A weary President Carter returned to the campaign trail yesterday to blast Republican tax-cut proposals and promise a complete cleanup of the "mess" he said he inherited in the General Services Administration.
Fighting fatigue that had his aides openly expressing concern. Carter received bouquets for his Camp David diplomacy from politicians and citizens and praised Democratic congressional and gubernatorial candidates in Pennsylvania and Ohio.
He continued to express optimism on the future of the Middle East negotiations but said that critical comments from Jordan's King Hussein might limit the progress in dealing with the Palestinian question.
In Columbus, Ohio, last night, Carter told a Democratic Party dinner that "very shortly, after the Knesset [the Israeli parliament] votes, we will see a peace treaty between Israel and Egypt that will last."
A Democratic Party official traveling on Air Force One said the president is "so darn tired we're just trying to keep him from blowing up."
Carter has had no break in his schedule since the 13-day Camp David meeting ended last Sunday. He complained several times of his fatigue to political audiences in North and South Carolina on Friday night.
Nonetheless, he endured the rituals of a town meeting in this steel city north of Pittsburgh - including the now-customary little girl's hug and an unexpected invitation to become an honorary member of a local Girl Scout troop.

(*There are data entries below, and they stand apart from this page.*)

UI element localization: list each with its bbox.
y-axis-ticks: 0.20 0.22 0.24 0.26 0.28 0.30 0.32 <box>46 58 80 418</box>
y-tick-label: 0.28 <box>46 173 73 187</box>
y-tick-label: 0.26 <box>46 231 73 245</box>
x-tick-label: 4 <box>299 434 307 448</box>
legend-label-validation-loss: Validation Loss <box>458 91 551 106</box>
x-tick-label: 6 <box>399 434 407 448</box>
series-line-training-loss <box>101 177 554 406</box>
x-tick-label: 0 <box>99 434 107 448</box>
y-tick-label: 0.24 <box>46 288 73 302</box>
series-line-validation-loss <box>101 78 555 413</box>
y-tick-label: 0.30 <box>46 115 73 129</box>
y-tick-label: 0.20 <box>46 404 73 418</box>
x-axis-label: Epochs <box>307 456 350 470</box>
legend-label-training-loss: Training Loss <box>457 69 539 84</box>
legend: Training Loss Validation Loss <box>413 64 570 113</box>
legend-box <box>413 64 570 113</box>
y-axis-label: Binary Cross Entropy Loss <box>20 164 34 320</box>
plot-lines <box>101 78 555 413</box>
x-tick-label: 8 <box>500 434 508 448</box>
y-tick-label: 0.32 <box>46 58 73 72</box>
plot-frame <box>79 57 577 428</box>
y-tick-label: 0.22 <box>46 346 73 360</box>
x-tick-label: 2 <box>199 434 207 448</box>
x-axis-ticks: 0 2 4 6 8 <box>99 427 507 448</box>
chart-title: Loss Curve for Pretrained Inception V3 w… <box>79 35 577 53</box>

The crowds, as they had been in the Carolinas, seemed unusually demonstrative and friendly toward the President.
Carter used a question on senior citizen property tax relief to tee off on the Republicans' main campaign issue for 1978 - the Kemp-Roth bill calling for a 33 percent tax cut over the next three years.
Any revenue reduction that "drastic," he said, would either cut essential government services or throw an added burden onto the local property tax.
"I believe we can cut taxes substantially," Carter said, predicting that Congress will send him a bill calling for a $20 billion reduction in current levies. But to do what the Republicans have been advocating in a cross-country "tax clipper" aircade with their most prominent national spokesmen would "inevitably mean adding to the property tax burden," Carter said.
He also sought to blunt what some Democratic leaders fear may become a political backlash on the GSA scandals by putting the blame for contracting and purchasing frauds in the giant agency on predecessor Republican administrations.
"What has happened there over the last decade," he said, "has amounted to hundreds of millions of dollars stolen from you, the taxpayers of our country . . . We inherited a mess, but we are getting it under control."
The Pennsylvania and Ohio trips put Carter's endorsement behind a pair of gubernatorial candidates who gave early support to his drive for the 1976 presidential nomination and who could be important allies in 1980.
Here, he praised former Pittsburgh mayor Peter F. Flaherty, who served for a year as deputy attorney general in Carter's administration before coming back to win the Democratic gubernatorial nomination. Flaherty is leading Republican nominee Richard L. Thornburgh, also a former prosecutor, in both parties' private polls.
At a fund-raising dinner in Columbus last night, Carter gave his blessing to Ohio Lt. Gov. Richard Celeste, a Democrat, who is believed to be running a close gubernatorial race against the Republican incumbent, James A. Rhodes.
In an interview with out-of-town editors released by the White House yesterday, Carter said, "I don't see any trend at all against Democrats this fall," and predicted that the party's losses in the House will be "much less" than the 35 to 40 seats he said had been typical of midterm elections in the past.
That prediction is shared by politicians of both parties and is supported by public opinion polls.
In the same interview, Carter minimized the political significance of the primary election defeats of two prominent Democratic liberals, Massachusetts Gov. Michael S. Dukakis, who was seeking renomination, and Rep. Donald M. Fraser, who sought a Democratic senatorial nomination in Minnesota.
Carter said special factors were at work in both states and "I don't see it as a trend in the future."
In that interview and in the town meeting here, he again ruled out resorting to direct wage-price controls "unless our country reaches an extreme emergency." He said the new guidelines for wage and price increases now being prepared by the administration "will be a tough, strong step against inflation." But he gave no hint of the timing or substance of the new guidelines.
Carter also told the editors he saw no threat the freedom of the press in the jailing for contempt of court of a New York Times reporter for refusing to turn over his notes to defense attorneys in a murder case or a recent Supreme Court decision allowing police to search the offices of the Stanford University Daily.
He said the issues in both cases could be resolved "quite readily" by legislation, administrative action or further court decisions, and added, "I really don't feel as president . . . that there is a trend in our country away from protecting the right of freedom of speech or freedom of reporting the news."